ISLAMABAD (Reuters) - Pakistan’s media regulator has launched a crackdown on companies airing Indian television channels and content, officials said on Thursday, after an escalation of violence in the disputed Kashmir region between the nuclear-armed neighbors.
Tension between the old rivals has been high since an Indian security force crackdown on protests in Indian-controlled Kashmir began in July, following the killing of a young Muslim separatist leader by security forces.
Relations worsened in September when militants killed 18 soldiers in a raid on an Indian army base, an attack India blamed on Pakistan. Pakistan denies the accusations.
“Given the recent tensions between India and Pakistan, the public is demanding that Indian channels and sitcoms be completely banned,” a spokesman for Pakistan Electronic Media Regulatory Authority (PEMRA) said on Thursday.

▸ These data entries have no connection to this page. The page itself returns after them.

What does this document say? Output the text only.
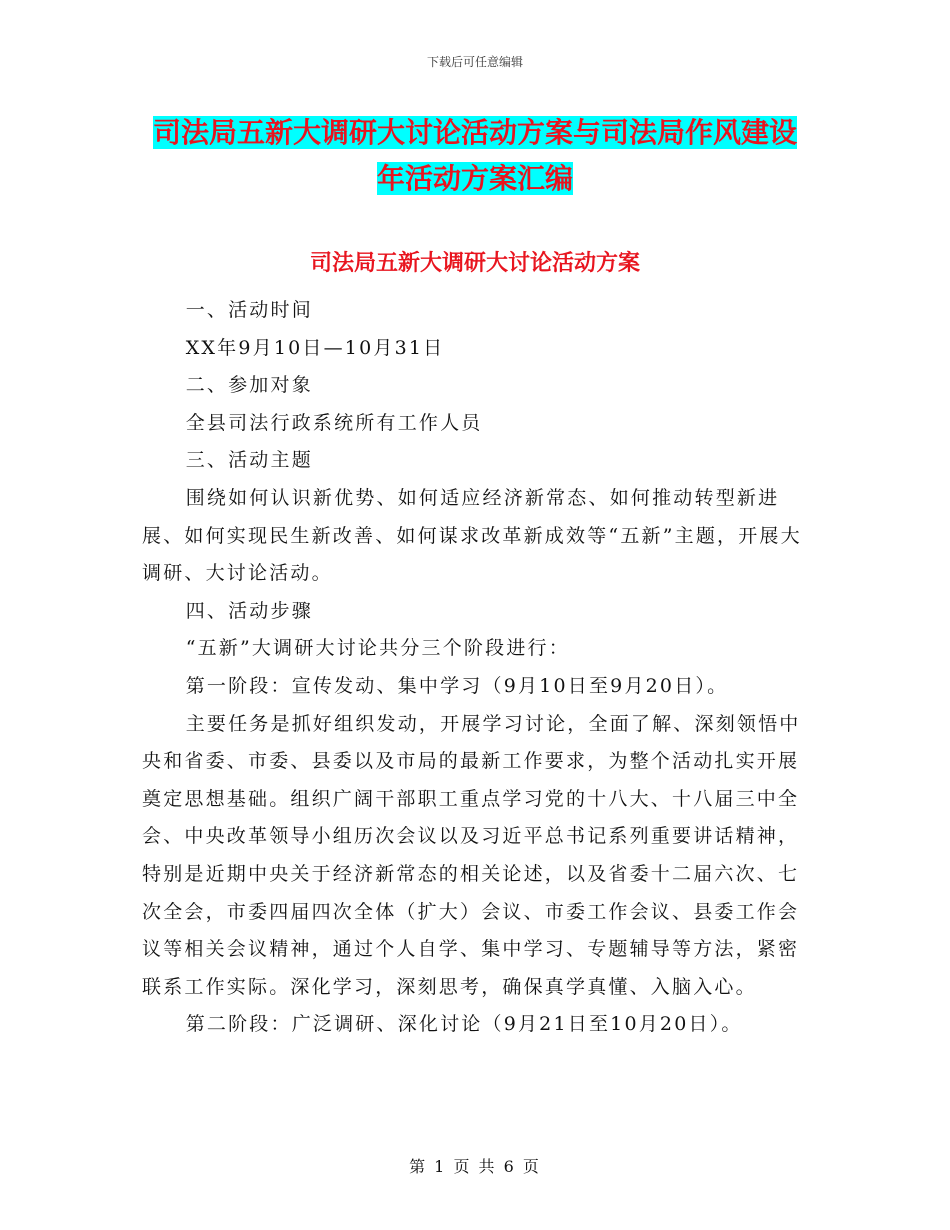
下载后可任意编辑
司法局五新大调研大讨论活动方案与司法局作风建设
年活动方案汇编
司法局五新大调研大讨论活动方案

一、活动时间

XX年9月10日—10月31日

二、参加对象

全县司法行政系统所有工作人员

三、活动主题

围绕如何认识新优势、如何适应经济新常态、如何推动转型新进展、如何实现民生新改善、如何谋求改革新成效等“五新”主题，开展大调研、大讨论活动。

四、活动步骤

“五新”大调研大讨论共分三个阶段进行：

第一阶段：宣传发动、集中学习（9月10日至9月20日）。

主要任务是抓好组织发动，开展学习讨论，全面了解、深刻领悟中央和省委、市委、县委以及市局的最新工作要求，为整个活动扎实开展奠定思想基础。组织广阔干部职工重点学习党的十八大、十八届三中全会、中央改革领导小组历次会议以及习近平总书记系列重要讲话精神，特别是近期中央关于经济新常态的相关论述，以及省委十二届六次、七次全会，市委四届四次全体（扩大）会议、市委工作会议、县委工作会议等相关会议精神，通过个人自学、集中学习、专题辅导等方法，紧密联系工作实际。深化学习，深刻思考，确保真学真懂、入脑入心。

第二阶段：广泛调研、深化讨论（9月21日至10月20日）。

第 1 页 共 6 页
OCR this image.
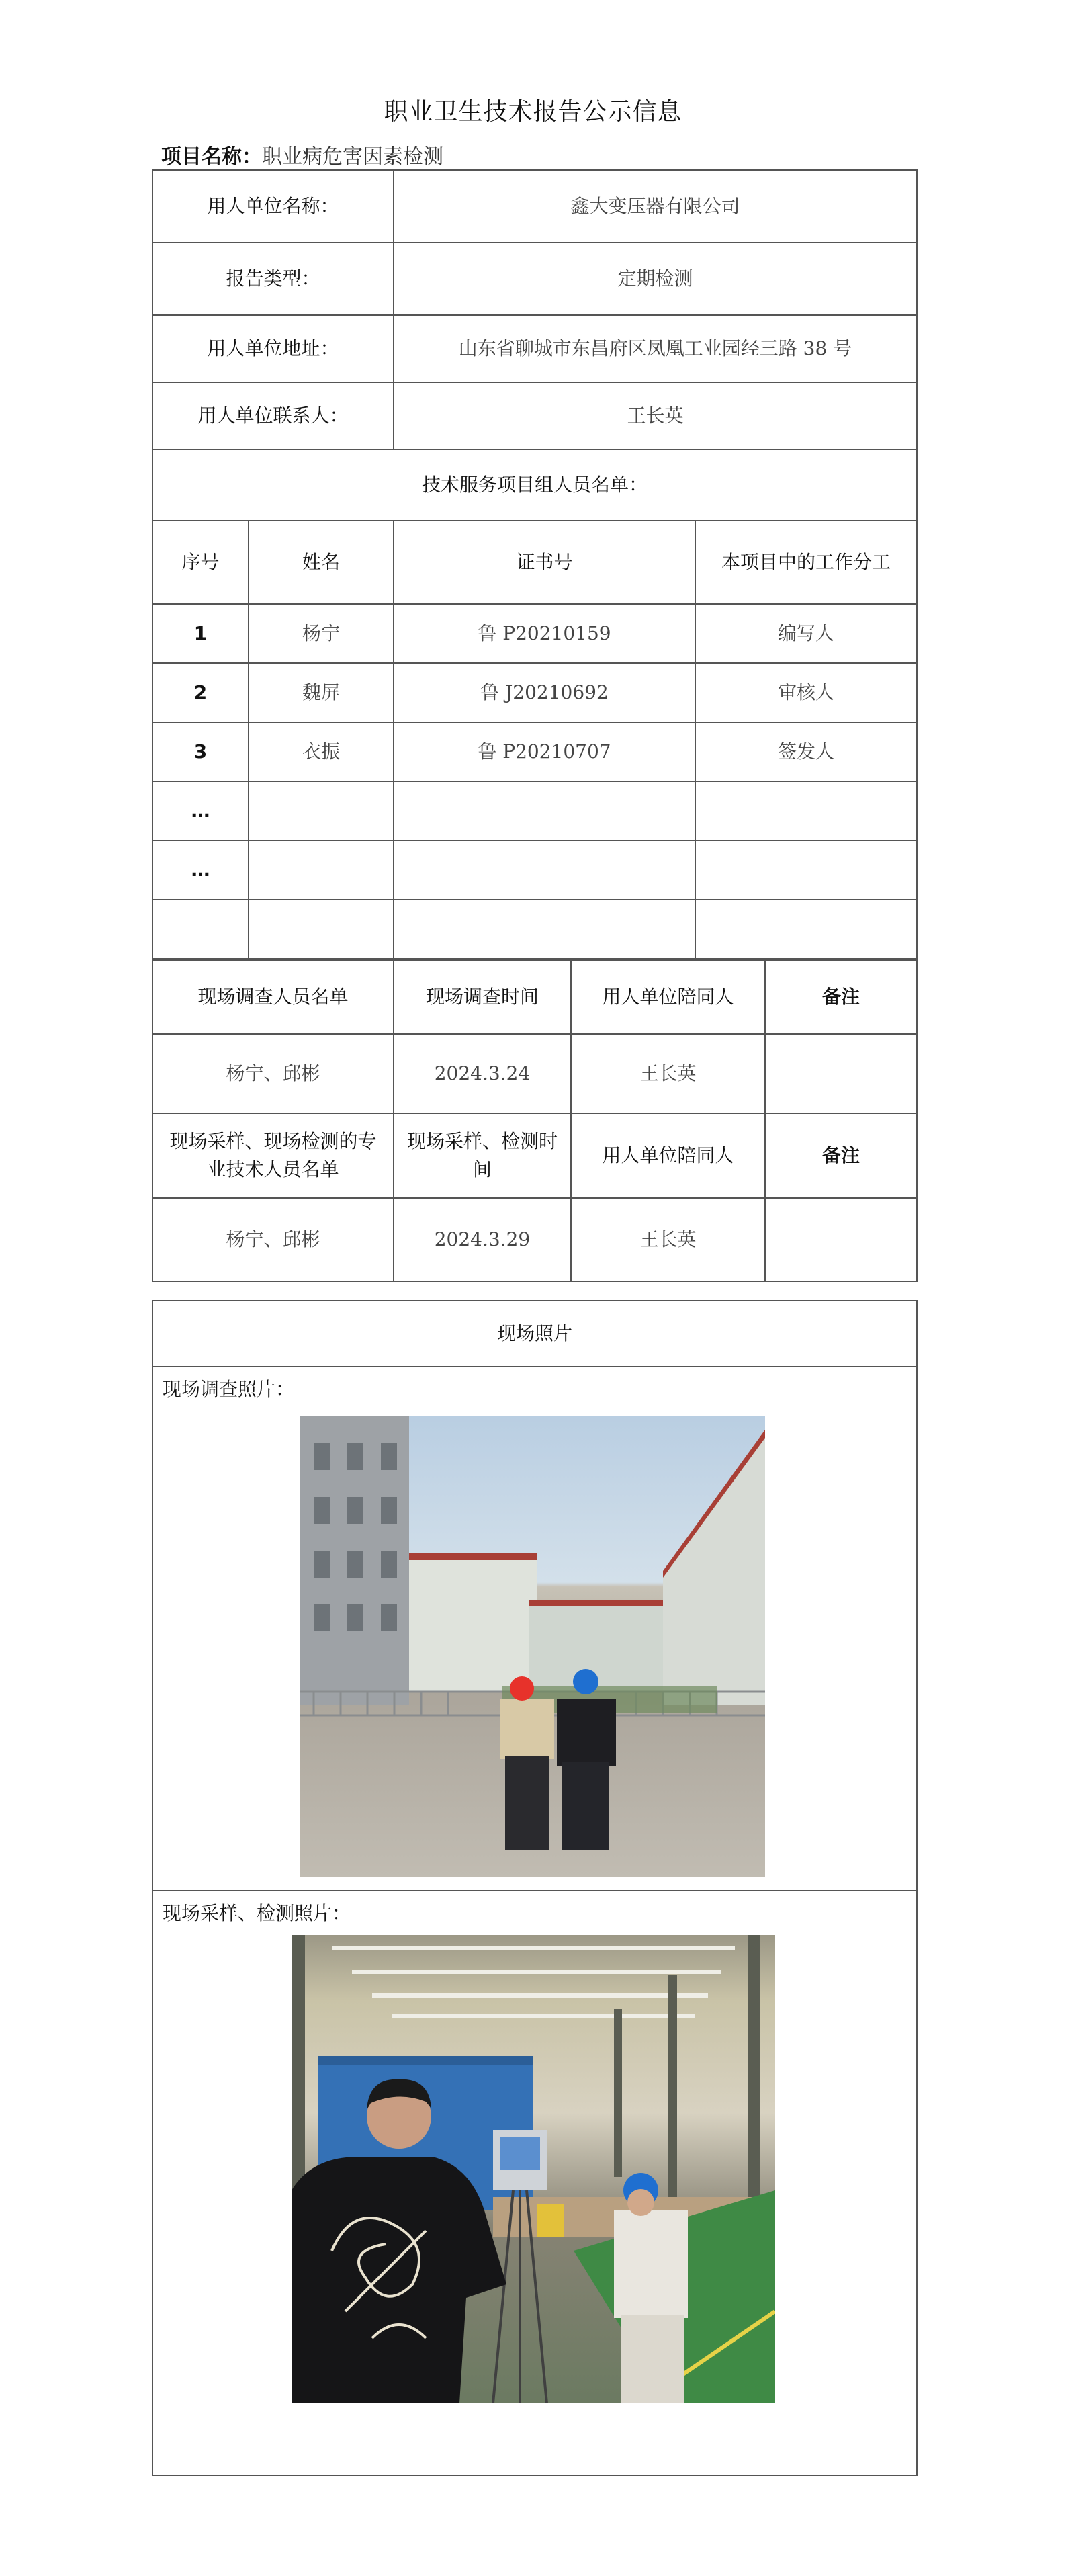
职业卫生技术报告公示信息
项目名称：职业病危害因素检测
用人单位名称：		鑫大变压器有限公司	
报告类型：		定期检测	
用人单位地址：		山东省聊城市东昌府区凤凰工业园经三路 38 号	
用人单位联系人：		王长英	
技术服务项目组人员名单：			
序号	姓名	证书号	本项目中的工作分工
1	杨宁	鲁 P20210159	编写人
2	魏屏	鲁 J20210692	审核人
3	衣振	鲁 P20210707	签发人
…			
…			

现场调查人员名单	现场调查时间	用人单位陪同人	备注
杨宁、邱彬	2024.3.24	王长英	
现场采样、现场检测的专业技术人员名单	现场采样、检测时间	用人单位陪同人	备注
杨宁、邱彬	2024.3.29	王长英	
现场照片

现场调查照片：

现场采样、检测照片：
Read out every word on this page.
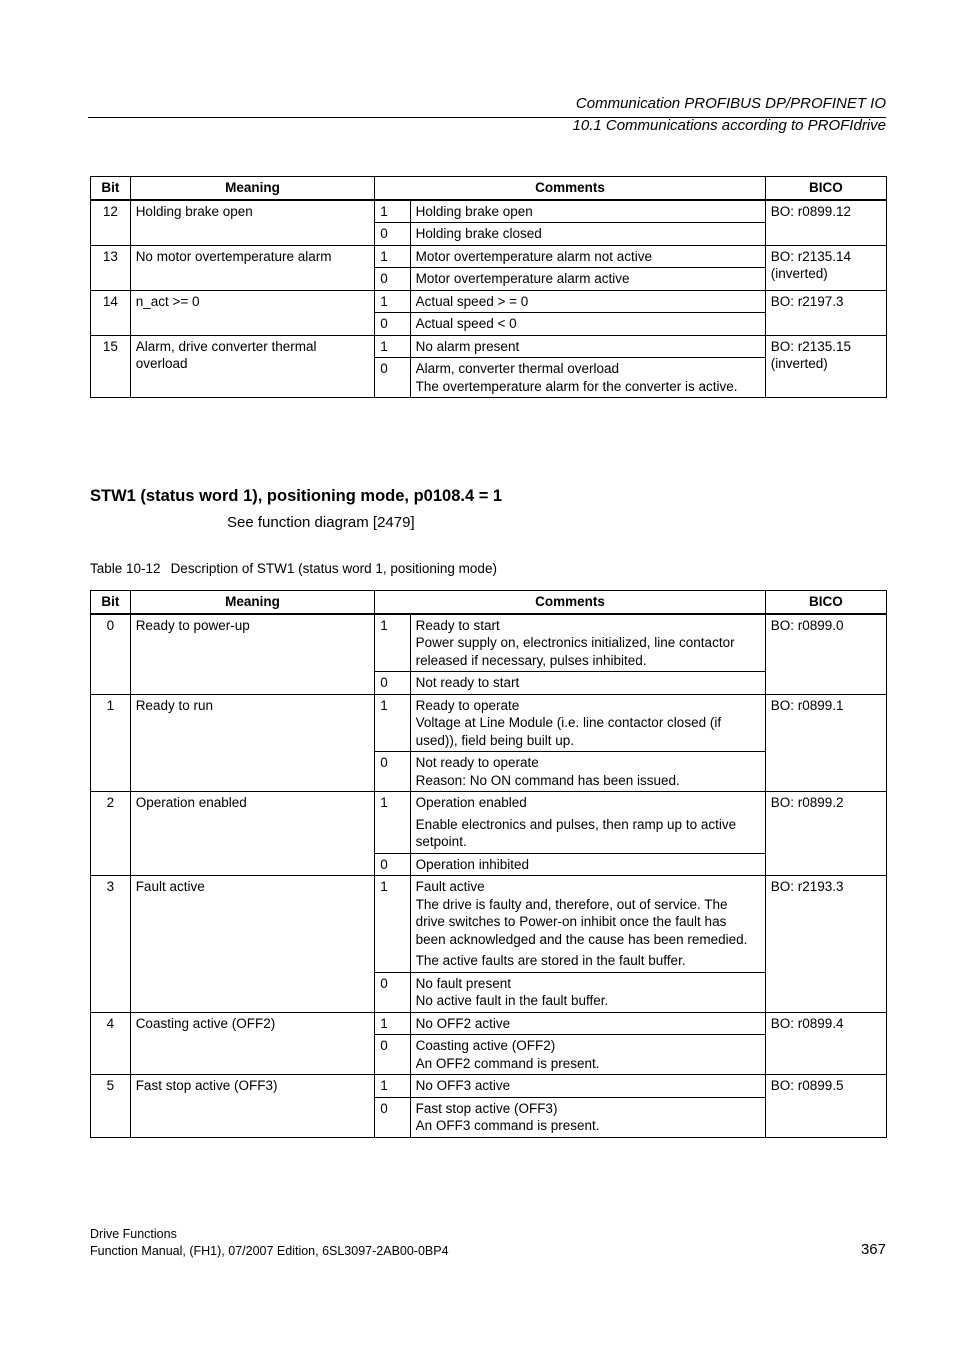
Communication PROFIBUS DP/PROFINET IO
10.1 Communications according to PROFIdrive
Bit	Meaning	Comments		BICO
12	Holding brake open	1	Holding brake open	BO: r0899.12
		0	Holding brake closed	
13	No motor overtemperature alarm	1	Motor overtemperature alarm not active	BO: r2135.14 (inverted)
		0	Motor overtemperature alarm active	
14	n_act >= 0	1	Actual speed > = 0	BO: r2197.3
		0	Actual speed < 0	
15	Alarm, drive converter thermal overload	1	No alarm present	BO: r2135.15 (inverted)
		0	Alarm, converter thermal overload
The overtemperature alarm for the converter is active.	
STW1 (status word 1), positioning mode, p0108.4 = 1
See function diagram [2479]
Table 10-12 Description of STW1 (status word 1, positioning mode)
Bit	Meaning	Comments		BICO
0	Ready to power-up	1	Ready to start
Power supply on, electronics initialized, line contactor released if necessary, pulses inhibited.	BO: r0899.0
		0	Not ready to start	
1	Ready to run	1	Ready to operate
Voltage at Line Module (i.e. line contactor closed (if used)), field being built up.	BO: r0899.1
		0	Not ready to operate
Reason: No ON command has been issued.	
2	Operation enabled	1	Operation enabled
Enable electronics and pulses, then ramp up to active setpoint.	BO: r0899.2
		0	Operation inhibited	
3	Fault active	1	Fault active
The drive is faulty and, therefore, out of service. The drive switches to Power-on inhibit once the fault has been acknowledged and the cause has been remedied.
The active faults are stored in the fault buffer.	BO: r2193.3
		0	No fault present
No active fault in the fault buffer.	
4	Coasting active (OFF2)	1	No OFF2 active	BO: r0899.4
		0	Coasting active (OFF2)
An OFF2 command is present.	
5	Fast stop active (OFF3)	1	No OFF3 active	BO: r0899.5
		0	Fast stop active (OFF3)
An OFF3 command is present.	
Drive Functions
Function Manual, (FH1), 07/2007 Edition, 6SL3097-2AB00-0BP4	367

Pakistani law only allows 86 minutes of Indian content to be aired by a channel daily, but entertainment channels and cable operators routinely flout the rules as Indian films and soap operas are so popular.
The sale of Indian direct-to-home service is also forbidden but common in Pakistan.
The authority said in a statement dated on Tuesday, it had given its chairman the authority to revoke or suspend the license of any company that aired illegal Indian channels or Indian content “without providing show cause notice and without giving [channels] the opportunity to respond”.
“After Oct. 15, action will be taken against all violators without discrimination,” it said.
The announcement came a week after Pakistani cinemas owners said they had stopped screening Indian films in “solidarity” with the country’s armed forces after India said it had carried out “surgical strikes” in Pakistan-administered Kashmir.
Pakistan has denied that any such strikes took place.
Pakistan was created as a home for the sub-continent’s Muslims at the end of British colonial rule in 1947.
Though the partition was bloody, and the two countries have fought three wars since, two of them over mostly Muslim Kashmir, their people share numerous cultural links.
Both countries claim Kashmir in full, but govern separate parts.
On Thursday, Indian police said soldiers shot dead three suspected militants who tried to raid an army base in the north of Indian-ruled Kashmir.
The attack came as India and Pakistan exchanged more gunfire across the de facto border in Kashmir, despite a 2003 ceasefire, setting off panic among residents in border areas.